Songwriter and singer Jennifer Knapp answered questions over on Rachel Held Evans’ blog this week, and in the midst of it all she offered up a devastatingly spot-on critique of Christian Contemporary Music (CCM) and how it reflects the attitude of the evangelical church:
In this sense CCM reflects our Christian culture very well. It is our Christian culture to invite those to tell only the story of victory and spare the gruesome details of the scarring war. We can reside if we are made clean and presentable, those who are still writing their story must wait for absolute victory before they can share it with others.

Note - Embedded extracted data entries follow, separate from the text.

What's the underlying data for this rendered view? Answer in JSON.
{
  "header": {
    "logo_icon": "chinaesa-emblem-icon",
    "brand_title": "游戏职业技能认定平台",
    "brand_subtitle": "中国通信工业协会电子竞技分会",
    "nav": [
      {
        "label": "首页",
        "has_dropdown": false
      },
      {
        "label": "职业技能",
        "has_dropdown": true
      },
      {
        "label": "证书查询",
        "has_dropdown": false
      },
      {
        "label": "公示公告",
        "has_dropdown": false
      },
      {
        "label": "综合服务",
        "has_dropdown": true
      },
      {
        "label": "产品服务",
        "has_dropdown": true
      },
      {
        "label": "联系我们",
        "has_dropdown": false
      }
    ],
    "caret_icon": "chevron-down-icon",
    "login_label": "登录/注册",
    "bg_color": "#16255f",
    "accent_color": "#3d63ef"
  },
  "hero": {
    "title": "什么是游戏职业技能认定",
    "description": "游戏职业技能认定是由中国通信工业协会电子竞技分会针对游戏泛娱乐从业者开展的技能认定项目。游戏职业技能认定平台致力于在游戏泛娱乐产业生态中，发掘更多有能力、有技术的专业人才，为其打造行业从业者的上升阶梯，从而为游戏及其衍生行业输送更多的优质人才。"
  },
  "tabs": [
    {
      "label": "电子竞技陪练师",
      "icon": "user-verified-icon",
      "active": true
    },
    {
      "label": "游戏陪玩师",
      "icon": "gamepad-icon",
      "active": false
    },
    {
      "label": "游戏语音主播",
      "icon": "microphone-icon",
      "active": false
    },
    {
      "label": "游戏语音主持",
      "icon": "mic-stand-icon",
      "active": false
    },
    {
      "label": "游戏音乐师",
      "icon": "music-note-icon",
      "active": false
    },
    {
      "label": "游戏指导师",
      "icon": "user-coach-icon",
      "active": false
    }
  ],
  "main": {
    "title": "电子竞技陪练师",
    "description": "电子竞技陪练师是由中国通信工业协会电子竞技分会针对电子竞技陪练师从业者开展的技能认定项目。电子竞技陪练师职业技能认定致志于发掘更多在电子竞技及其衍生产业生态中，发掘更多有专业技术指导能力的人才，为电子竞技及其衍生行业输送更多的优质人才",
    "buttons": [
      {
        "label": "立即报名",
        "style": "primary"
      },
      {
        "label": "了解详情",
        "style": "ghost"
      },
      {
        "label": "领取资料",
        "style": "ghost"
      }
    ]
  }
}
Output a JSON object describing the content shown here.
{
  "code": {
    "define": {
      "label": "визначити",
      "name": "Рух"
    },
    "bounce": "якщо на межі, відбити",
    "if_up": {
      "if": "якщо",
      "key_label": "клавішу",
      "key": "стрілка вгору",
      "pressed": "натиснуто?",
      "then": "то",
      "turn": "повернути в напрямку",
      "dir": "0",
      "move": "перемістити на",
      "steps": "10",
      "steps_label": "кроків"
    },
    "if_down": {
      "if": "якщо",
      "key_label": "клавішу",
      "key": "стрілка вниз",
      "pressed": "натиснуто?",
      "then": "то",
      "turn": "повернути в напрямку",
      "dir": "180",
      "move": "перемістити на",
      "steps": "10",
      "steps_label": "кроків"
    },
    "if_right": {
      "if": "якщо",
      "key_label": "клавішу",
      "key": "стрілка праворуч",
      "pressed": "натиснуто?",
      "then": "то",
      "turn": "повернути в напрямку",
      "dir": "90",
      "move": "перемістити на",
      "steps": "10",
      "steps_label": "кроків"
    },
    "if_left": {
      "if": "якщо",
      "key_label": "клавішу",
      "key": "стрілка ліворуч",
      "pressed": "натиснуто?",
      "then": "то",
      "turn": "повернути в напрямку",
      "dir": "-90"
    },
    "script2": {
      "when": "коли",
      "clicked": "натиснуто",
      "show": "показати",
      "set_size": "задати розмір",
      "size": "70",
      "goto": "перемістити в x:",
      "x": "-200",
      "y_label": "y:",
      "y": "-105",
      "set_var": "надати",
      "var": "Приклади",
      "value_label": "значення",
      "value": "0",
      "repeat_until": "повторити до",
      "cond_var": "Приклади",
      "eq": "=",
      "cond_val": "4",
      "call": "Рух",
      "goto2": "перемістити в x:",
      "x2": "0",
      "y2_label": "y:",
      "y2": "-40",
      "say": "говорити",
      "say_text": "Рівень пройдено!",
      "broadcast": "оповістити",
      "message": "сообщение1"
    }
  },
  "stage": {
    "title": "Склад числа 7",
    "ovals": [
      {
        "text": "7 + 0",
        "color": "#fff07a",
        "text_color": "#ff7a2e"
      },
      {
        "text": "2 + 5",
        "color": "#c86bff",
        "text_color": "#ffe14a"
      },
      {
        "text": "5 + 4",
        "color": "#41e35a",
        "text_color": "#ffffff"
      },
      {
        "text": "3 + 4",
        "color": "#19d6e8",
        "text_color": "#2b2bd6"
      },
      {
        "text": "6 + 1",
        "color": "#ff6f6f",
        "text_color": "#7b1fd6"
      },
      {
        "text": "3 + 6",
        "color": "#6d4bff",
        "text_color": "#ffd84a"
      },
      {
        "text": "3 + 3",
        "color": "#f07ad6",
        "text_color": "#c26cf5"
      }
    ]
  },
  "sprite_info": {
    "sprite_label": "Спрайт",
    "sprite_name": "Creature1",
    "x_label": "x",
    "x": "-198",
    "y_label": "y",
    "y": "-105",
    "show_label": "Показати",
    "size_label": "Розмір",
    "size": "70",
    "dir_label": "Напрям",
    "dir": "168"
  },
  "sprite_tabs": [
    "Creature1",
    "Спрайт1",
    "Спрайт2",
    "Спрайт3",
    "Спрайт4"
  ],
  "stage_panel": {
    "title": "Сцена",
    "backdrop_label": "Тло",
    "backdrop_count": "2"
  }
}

I don’t know about you, but from my experience, she’s right on.
When we hear testimonies in church, or smaller gatherings like men’s groups or (I would assume) women’s groups, etc, the stories we are told are only, as Jennifer calls them, “stories of victory”. How someone battled their demons, their besetting sin, and hallelujah, with Jesus’ help they came out victorious.
And sure, it’s encouraging. Stories of victory provide hope that there is victory to be had.
But when was the last time you heard a testimony that said “I don’t want to do this sin, but I did it again this week. So I’m repenting again and I’m going to God for grace.”?
Let’s go even further. If, by some odd happenstance, someone does confess struggles with sin in a church meeting, what gets confessed is a “respectable” sin. Pride. A bad attitude. Shortness with a spouse. Failure to have a regular quiet time.
Have you ever heard a testimony where someone confessed an ongoing, painful struggle with alcohol, or pornography, or anger, or financial honesty? Not a story of victory, but a story of the pain of the “scarring war”? I never have.
Here’s what I think this means:
We don’t really believe in the gospel of grace and forgiveness.
Sure, we give it lip service. But what good is the message of grace and forgiveness when the only time we acknowledge it is for stories of victory, for people who have experienced absolute victory?
Yes, Jesus said “Go and sin no more”. We put fancy words on it and call it “progressive sanctification”. But sanctification will progress at different rates sometimes. One brother may experience a sudden change and never go back to drunkenness; another may fight the bottle his whole life. To only affirm and share the stories of the former is tacit acknowledgment that what we really value is not the grace but the works.
I can hear some objector ready to quote me Romans 6:1. “Shall we continue in sin that grace may abound? May it never be!”
Here’s the thing: we will all continue in sin for the rest of our lives. For some of us it’ll be the same sin. Others will retire old sins only to find and wrestle with new ones. We don’t want to, but we will. See Romans 7.
But when we silence the stories of the ongoing, painful, scarring battle, we are hampering the bountiful endowment of grace.
In God there is an abundance of grace. Powerful. Rich. Saving. Free. Not designed only for those who have already cleaned up their act.
Let’s not do anything to withhold it.